First-principles Study Of The Residual Resistivity Of Single-Phase Ni-based Concentered Solid Solution and High Entropy Alloys
ORAL
Abstract
Recent discoveries demonstrate that the remarkable electronic, magnetic, mechanical and radiation resistance properties of a novel class of multicomponent concentrated solid solution alloys (of which 5 or more component High Entropy Alloys are exemplars) can be tuned through control of the degree of chemical complexity – number and types of alloying elements. Residual resistivity ($\rho_0$) provides a direct measurement for the effect of chemical disorder on the Fermi surface.
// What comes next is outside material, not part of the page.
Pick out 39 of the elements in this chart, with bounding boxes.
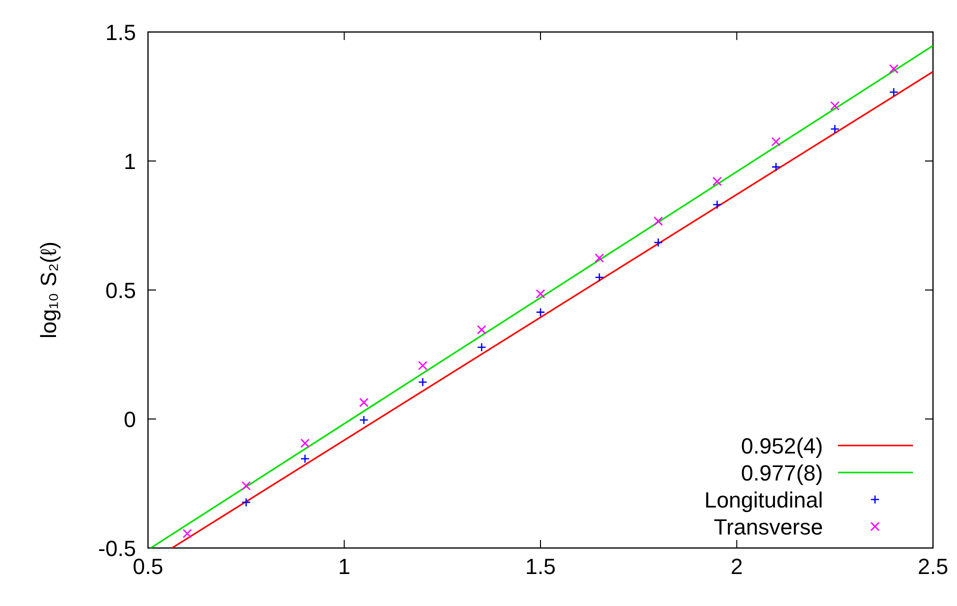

Here we use ab-initio KKR-CPA method to access the electronic structure and estimate $\rho_0$ from Kubo-Greenwood formula in a series of 2-5 component equiatomic alloys comprised of Ni and various combinations of other mid $3d$-transion metal elements. In agreement with experiment, for alloys without Cr or Mn, low residual resistivity is observed due to weak disorder scattering in one spin channel. On the contrary, Mn/Cr elements greatly raise $\rho_0$ due to smeared Fermi surface in both spin channels, resulted from the antiparallel spins on Cr/Mn. While chemically induced magnetic disorder is the dominant scattering mechanism, we present additional results that clarify the role of local lattice distortions and magnetic non-collinearity neglected in standard KKR-CPA based transport calculations.